Amazon EMR can provision clusters with Spark (EMR 6 for Spark 3, EMR 5 for Spark 2), Hive, Flink, Trino that can run Iceberg.
Starting with EMR version 6.5.0, EMR clusters can be configured to have the necessary Apache Iceberg dependencies installed without requiring bootstrap actions. Please refer to the official documentation on how to create a cluster with Iceberg installed.
For versions before 6.5.0, you can use a bootstrap action similar to the following to pre-install all necessary dependencies:
#!/bin/bash AWS_SDK_VERSION=2.17.131 ICEBERG_VERSION={{% icebergVersion %}} MAVEN_URL=https://repo1.maven.org/maven2 ICEBERG_MAVEN_URL=$MAVEN_URL/org/apache/iceberg AWS_MAVEN_URL=$MAVEN_URL/software/amazon/awssdk # NOTE: this is just an example shared class path between Spark and Flink, # please choose a proper class path for production.
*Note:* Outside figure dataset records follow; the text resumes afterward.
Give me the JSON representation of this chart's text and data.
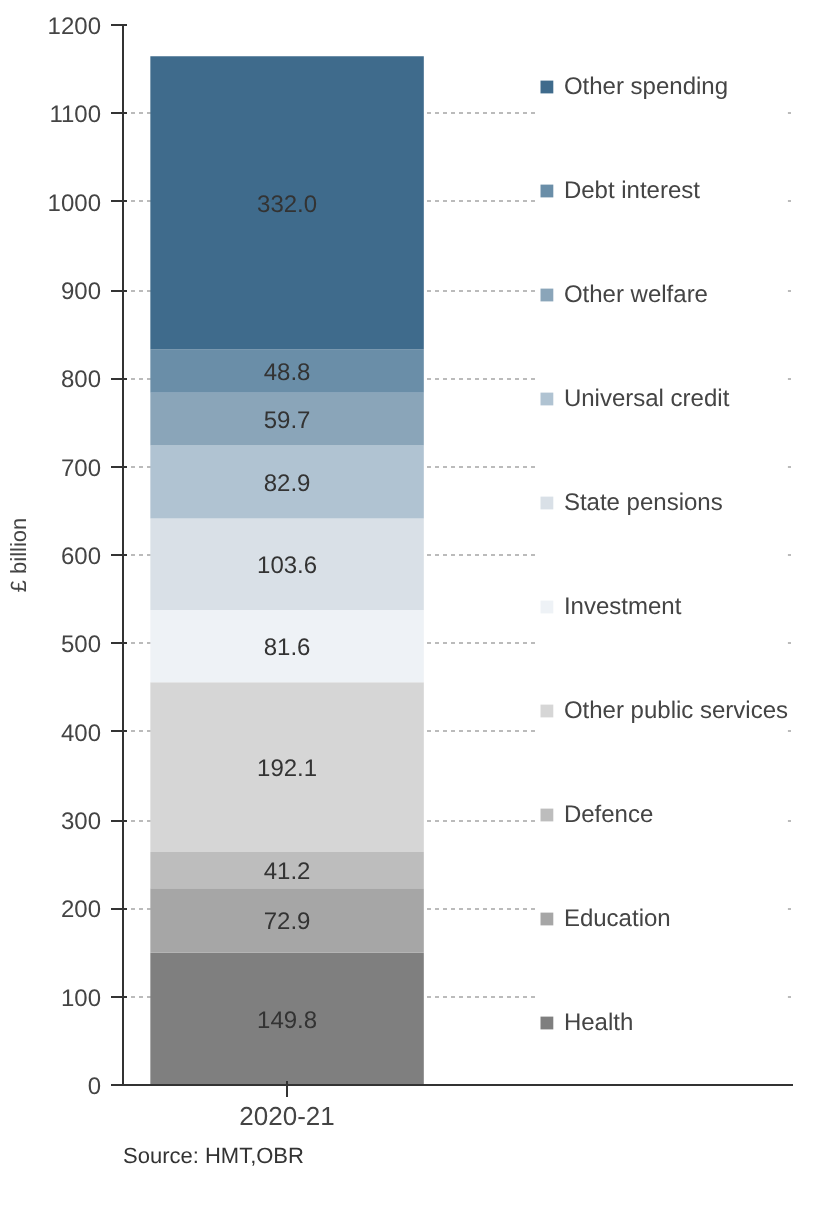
{
  "chart_data": {
    "type": "bar",
    "stacked": true,
    "ylabel": "£ billion",
    "categories": [
      "2020-21"
    ],
    "ylim": [
      0,
      1200
    ],
    "yticks": [
      0,
      100,
      200,
      300,
      400,
      500,
      600,
      700,
      800,
      900,
      1000,
      1100,
      1200
    ],
    "grid": "y",
    "legend": "right",
    "annotations": [
      "Source: HMT,OBR"
    ],
    "series": [
      {
        "name": "Health",
        "color": "#7f7f7f",
        "values": [
          149.8
        ],
        "value_labels": [
          "149.8"
        ]
      },
      {
        "name": "Education",
        "color": "#a6a6a6",
        "values": [
          72.9
        ],
        "value_labels": [
          "72.9"
        ]
      },
      {
        "name": "Defence",
        "color": "#bdbdbd",
        "values": [
          41.2
        ],
        "value_labels": [
          "41.2"
        ]
      },
      {
        "name": "Other public services",
        "color": "#d6d6d6",
        "values": [
          192.1
        ],
        "value_labels": [
          "192.1"
        ]
      },
      {
        "name": "Investment",
        "color": "#eef2f6",
        "values": [
          81.6
        ],
        "value_labels": [
          "81.6"
        ]
      },
      {
        "name": "State pensions",
        "color": "#d9e0e7",
        "values": [
          103.6
        ],
        "value_labels": [
          "103.6"
        ]
      },
      {
        "name": "Universal credit",
        "color": "#b0c3d2",
        "values": [
          82.9
        ],
        "value_labels": [
          "82.9"
        ]
      },
      {
        "name": "Other welfare",
        "color": "#8aa5b9",
        "values": [
          59.7
        ],
        "value_labels": [
          "59.7"
        ]
      },
      {
        "name": "Debt interest",
        "color": "#6a8ea8",
        "values": [
          48.8
        ],
        "value_labels": [
          "48.8"
        ]
      },
      {
        "name": "Other spending",
        "color": "#3f6b8c",
        "values": [
          332.0
        ],
        "value_labels": [
          "332.0"
        ]
      }
    ]
  }
}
LIB_PATH=/usr/share/aws/aws-java-sdk/ AWS_PACKAGES=( "bundle" "url-connection-client" ) ICEBERG_PACKAGES=( "iceberg-spark3-runtime" "iceberg-flink-runtime" ) install_dependencies () { install_path=$1 download_url=$2 version=$3 shift pkgs=("$@") for pkg in "${pkgs[@]}"; do sudo wget -P $install_path $download_url/$pkg/$version/$pkg-$version.jar done } install_dependencies $LIB_PATH $ICEBERG_MAVEN_URL $ICEBERG_VERSION "${ICEBERG_PACKAGES[@]}" install_dependencies $LIB_PATH $AWS_MAVEN_URL $AWS_SDK_VERSION "${AWS_PACKAGES[@]}"
AWS Elastic Kubernetes Service (EKS) can be used to start any Spark, Flink, Hive, Presto or Trino clusters to work with Iceberg. Search the Iceberg blogs page for tutorials around running Iceberg with Docker and Kubernetes.
Amazon Kinesis Data Analytics provides a platform to run fully managed Apache Flink applications. You can include Iceberg in your application Jar and run it in the platform.